In the future, I hope to read some of Butler’s novels. Her stories left me thinking (even days later, I’m still turning them over, viewing them from different angles.)
26 Jan 2016
I’ve tried several methods to increase my writing productivity. Daily word counts don’t work well for me, especially since I spend so much time revising. Often, I cut words during revision, and then I end up with a negative word count for the day. Not motivating. The goal to write every day isn’t great either, because when I inevitably miss a day, I feel bad.
But what does work for me? A neat calendar and fun stickers! I got the idea from another writer on a forum. Now I have a nifty calendar with pictures of space, and whenever I write, revise, or submit, I get a star. (A gold star for new writing.) If I finish a big project, I get a special sticker.
Guys, it is so much fun.
With the calendar, I have visual evidence of my work. (Too often, it feels like I’ve done nothing, because it takes so long for me to produce a finished story.) I’ve been writing down the stories I’ve been working on too, so I can track where I’ve been spending my time.
The best thing is, the calendar/stickers actually get me to write more. I don’t like to have an empty day, so I tell myself I’ll just work on something for a few minutes. Sometimes those minutes turn into an hour or two. I’ve only been using this method for a month, but in that month I’ve written almost every day. It’s worked much better than just being determined to write every day.
So, in conclusion, stickers are a great motivator!
01 Jan 2016
I’m pleased to announce that my short story “Windows” will be appearing in Escape Pod for Artemis Rising, a month-long event featuring women and non-binary authors.
This is my second sale, and the first one to a SFWA qualifying market, so I am very excited. Onward!
31 Dec 2015
I always want to know about submission statistics. How many stories do most people send out? How many times do they get rejected? What’s the most common story length? Genre? Highest number of times rejected? Fastest acceptance? I’m not sure why I find submission statistics so fascinating–perhaps it’s just interesting to look at the data.

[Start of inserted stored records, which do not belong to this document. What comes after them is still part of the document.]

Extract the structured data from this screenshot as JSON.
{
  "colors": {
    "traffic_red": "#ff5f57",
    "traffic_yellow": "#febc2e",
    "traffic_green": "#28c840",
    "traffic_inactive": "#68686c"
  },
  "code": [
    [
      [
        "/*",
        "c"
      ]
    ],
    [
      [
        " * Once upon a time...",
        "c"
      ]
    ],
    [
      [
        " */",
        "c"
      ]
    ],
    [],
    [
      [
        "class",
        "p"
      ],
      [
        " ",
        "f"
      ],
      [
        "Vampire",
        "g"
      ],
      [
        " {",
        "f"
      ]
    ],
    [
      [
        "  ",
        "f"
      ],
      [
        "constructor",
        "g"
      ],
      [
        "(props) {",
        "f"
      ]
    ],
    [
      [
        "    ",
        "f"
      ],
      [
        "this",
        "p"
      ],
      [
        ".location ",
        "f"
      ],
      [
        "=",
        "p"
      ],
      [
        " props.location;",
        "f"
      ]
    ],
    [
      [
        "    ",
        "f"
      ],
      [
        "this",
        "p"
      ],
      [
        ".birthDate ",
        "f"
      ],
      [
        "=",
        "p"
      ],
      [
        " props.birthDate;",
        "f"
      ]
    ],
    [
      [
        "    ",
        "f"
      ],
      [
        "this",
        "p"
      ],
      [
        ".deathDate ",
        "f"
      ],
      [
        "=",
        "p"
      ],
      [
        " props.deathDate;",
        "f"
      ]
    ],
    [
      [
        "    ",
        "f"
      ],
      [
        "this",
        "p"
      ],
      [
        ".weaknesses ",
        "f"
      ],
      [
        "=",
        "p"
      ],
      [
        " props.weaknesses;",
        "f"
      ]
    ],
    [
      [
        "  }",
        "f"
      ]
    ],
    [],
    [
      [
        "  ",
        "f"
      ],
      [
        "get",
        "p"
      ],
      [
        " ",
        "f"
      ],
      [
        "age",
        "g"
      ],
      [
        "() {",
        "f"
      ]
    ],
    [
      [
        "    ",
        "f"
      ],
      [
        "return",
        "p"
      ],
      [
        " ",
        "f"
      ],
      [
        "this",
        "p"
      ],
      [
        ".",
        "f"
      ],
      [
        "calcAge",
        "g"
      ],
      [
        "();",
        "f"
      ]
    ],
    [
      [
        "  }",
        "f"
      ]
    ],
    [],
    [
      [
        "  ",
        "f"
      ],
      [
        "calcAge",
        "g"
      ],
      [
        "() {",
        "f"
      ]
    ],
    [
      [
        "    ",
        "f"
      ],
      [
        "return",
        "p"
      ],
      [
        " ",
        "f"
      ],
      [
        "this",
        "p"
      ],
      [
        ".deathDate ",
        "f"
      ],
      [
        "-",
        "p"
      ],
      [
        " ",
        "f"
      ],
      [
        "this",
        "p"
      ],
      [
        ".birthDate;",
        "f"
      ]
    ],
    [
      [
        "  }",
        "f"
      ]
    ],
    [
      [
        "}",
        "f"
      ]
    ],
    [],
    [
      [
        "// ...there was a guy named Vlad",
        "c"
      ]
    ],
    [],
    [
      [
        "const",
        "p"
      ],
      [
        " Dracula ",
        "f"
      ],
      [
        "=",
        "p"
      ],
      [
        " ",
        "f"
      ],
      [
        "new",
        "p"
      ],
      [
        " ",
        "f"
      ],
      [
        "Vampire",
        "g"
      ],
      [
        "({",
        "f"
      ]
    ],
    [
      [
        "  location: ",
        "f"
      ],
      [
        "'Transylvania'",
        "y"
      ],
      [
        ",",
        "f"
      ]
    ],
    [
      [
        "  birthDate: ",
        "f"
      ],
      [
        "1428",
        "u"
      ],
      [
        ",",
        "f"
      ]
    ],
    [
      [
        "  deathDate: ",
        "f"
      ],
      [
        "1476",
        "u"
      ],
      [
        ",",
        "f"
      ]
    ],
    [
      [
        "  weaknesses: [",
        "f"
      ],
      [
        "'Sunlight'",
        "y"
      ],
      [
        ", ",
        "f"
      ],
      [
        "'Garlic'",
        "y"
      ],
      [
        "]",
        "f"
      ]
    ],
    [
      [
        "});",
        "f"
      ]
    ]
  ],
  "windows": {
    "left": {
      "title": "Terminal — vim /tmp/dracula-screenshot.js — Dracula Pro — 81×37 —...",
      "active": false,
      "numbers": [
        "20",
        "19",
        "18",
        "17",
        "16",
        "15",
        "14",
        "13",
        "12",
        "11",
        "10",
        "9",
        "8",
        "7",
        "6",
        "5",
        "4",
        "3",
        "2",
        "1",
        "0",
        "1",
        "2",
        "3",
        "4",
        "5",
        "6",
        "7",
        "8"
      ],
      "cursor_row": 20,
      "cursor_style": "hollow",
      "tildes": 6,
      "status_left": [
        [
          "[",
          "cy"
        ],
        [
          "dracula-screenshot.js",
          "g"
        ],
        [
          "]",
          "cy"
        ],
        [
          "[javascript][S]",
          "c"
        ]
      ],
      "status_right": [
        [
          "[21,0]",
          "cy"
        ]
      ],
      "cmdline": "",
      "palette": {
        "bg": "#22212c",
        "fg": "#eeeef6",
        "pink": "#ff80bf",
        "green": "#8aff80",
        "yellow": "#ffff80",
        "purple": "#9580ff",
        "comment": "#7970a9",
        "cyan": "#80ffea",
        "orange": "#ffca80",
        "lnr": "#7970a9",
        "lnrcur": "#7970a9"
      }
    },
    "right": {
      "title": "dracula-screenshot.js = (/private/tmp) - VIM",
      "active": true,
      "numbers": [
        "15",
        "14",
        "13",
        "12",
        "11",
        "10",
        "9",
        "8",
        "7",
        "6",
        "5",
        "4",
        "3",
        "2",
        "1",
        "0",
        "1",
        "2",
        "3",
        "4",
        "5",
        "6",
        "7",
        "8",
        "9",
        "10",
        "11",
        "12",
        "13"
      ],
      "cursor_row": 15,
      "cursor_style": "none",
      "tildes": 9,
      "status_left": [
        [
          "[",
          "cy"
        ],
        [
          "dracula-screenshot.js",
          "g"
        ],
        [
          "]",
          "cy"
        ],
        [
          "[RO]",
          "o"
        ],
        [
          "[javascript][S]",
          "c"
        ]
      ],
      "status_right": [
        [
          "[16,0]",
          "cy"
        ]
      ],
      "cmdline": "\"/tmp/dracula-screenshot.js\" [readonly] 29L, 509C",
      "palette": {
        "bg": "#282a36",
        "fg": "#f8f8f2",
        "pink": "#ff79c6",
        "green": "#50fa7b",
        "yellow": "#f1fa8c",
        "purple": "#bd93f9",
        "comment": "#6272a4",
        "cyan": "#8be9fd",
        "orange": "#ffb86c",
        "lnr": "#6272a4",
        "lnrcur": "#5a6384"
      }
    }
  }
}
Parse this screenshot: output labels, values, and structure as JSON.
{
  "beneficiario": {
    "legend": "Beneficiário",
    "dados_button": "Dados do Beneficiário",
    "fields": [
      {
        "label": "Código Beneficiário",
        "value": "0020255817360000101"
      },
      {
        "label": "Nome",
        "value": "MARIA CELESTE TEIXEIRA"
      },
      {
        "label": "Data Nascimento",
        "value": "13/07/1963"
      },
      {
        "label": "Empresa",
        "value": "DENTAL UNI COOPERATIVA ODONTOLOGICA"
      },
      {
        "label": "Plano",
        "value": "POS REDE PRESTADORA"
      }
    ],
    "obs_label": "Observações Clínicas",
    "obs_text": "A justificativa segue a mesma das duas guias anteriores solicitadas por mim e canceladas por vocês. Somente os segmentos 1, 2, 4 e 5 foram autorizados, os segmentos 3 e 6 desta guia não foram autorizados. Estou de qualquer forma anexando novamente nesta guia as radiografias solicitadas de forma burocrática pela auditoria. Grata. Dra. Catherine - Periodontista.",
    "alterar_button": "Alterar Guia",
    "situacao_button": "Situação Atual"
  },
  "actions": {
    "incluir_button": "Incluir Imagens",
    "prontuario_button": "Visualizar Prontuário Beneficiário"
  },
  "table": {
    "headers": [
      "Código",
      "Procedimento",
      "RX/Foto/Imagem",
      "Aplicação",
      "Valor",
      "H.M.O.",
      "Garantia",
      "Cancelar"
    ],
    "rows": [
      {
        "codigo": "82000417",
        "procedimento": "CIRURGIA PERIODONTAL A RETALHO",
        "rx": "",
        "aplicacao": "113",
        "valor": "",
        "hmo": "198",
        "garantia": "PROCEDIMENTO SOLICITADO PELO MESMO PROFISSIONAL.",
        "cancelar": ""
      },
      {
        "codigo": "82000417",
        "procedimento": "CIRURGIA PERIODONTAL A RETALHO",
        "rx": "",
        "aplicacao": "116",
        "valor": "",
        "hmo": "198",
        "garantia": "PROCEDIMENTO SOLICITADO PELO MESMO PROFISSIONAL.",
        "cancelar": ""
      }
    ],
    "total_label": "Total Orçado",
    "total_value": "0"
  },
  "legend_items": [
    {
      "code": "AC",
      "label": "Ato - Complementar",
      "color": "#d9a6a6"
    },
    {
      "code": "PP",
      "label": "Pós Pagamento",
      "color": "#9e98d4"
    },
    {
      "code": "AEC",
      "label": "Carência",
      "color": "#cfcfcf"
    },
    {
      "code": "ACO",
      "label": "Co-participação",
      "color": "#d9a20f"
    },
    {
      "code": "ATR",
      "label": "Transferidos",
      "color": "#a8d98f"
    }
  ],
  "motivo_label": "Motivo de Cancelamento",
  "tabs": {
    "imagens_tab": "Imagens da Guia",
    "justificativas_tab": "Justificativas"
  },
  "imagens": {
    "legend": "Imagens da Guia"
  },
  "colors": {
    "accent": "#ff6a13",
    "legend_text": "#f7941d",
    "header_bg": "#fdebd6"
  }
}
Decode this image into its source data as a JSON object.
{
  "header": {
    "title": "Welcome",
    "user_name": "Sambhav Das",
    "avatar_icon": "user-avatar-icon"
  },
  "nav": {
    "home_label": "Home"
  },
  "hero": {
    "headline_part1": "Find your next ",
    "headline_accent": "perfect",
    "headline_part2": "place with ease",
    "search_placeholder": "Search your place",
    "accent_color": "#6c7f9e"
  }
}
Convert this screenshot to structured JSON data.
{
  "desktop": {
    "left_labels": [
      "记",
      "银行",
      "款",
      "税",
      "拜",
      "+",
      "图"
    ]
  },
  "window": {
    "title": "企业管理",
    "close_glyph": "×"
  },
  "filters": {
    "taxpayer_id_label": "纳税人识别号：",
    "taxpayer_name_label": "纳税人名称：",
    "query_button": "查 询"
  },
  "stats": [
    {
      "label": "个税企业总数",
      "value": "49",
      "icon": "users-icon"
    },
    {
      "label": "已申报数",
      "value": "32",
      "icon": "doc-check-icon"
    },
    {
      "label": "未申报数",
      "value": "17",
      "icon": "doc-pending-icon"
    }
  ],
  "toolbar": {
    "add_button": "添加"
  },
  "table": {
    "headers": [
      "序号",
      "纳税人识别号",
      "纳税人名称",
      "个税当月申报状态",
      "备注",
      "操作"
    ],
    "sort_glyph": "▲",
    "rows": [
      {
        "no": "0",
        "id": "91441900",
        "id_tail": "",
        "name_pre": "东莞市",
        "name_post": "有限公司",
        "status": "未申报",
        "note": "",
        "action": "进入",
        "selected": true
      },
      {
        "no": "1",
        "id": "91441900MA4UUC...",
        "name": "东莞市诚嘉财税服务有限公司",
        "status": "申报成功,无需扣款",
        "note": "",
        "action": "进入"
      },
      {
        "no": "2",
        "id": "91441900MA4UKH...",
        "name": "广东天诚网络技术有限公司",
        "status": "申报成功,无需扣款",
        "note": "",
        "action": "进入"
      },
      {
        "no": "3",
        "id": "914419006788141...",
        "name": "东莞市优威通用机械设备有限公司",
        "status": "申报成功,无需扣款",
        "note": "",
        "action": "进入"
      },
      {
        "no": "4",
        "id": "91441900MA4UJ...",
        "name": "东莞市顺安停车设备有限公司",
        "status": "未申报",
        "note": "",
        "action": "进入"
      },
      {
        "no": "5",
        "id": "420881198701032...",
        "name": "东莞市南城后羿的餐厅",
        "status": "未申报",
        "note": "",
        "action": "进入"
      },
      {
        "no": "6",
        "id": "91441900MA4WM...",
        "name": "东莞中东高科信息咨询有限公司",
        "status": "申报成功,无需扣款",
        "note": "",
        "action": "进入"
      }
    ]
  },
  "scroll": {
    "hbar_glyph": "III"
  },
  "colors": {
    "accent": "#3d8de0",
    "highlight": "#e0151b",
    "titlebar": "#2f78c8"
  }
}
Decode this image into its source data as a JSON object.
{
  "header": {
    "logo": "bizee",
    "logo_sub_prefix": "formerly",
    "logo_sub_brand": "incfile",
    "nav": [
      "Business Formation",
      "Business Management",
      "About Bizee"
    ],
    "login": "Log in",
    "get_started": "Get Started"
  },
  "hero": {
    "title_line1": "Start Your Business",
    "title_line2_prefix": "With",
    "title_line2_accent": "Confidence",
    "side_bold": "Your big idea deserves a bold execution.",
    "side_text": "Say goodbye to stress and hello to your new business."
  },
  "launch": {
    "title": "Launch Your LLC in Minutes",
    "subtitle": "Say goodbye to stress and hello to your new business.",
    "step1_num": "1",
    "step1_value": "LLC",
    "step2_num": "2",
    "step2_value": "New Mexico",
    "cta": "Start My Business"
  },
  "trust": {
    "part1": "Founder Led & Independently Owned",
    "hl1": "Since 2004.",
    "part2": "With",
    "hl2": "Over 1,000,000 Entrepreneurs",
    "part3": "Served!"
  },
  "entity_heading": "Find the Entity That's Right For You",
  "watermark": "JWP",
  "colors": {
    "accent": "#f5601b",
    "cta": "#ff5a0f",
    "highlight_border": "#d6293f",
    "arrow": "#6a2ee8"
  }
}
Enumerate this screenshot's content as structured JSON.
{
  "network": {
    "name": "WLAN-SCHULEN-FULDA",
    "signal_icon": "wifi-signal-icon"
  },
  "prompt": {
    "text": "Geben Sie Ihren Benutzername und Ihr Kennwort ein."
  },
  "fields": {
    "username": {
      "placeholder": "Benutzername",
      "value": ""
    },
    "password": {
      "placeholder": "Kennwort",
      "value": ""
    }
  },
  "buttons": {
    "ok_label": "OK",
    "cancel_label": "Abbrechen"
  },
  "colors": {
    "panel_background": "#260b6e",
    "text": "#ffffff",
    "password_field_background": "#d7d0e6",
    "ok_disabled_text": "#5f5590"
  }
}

In 2015, I sent out 14 new stories, received 2 acceptances and 59 rejections. Both published stories were rejected 2 times before getting accepted. My most rejected story received 11 rejections. I trunked one story, and the rest are either submitted or waiting to be sent off.
My shortest story was 250 words. My longest 6,300. Most of my stories were flash fiction, or close to it, with 9 stories coming in at 1,500 words or less. The total number of words submitted was about 33,000. (But oh man, did I ever write a bunch of stuff that I never finished or immediately trunked without submitting.) I’d classify 7 stories as science fiction and 7 stories as fantasy. Until I categorized them all, I didn’t realize I’d written an even split. I didn’t do it on purpose–I just wrote what I felt like writing.) I submitted to pro, semi-pro, and token markets.
I should mention that I’m cheating, since these numbers also include the last few months of 2014 (when I started writing.) I also have a few stories that are basically done and just need some light revision, so those will be included in the 2016 statistics, even though I wrote them this year.
Overall, this was a decent year. Much better than I expected. I got something published. (Yay!) And I have another story coming out next year. That’s a win in my book.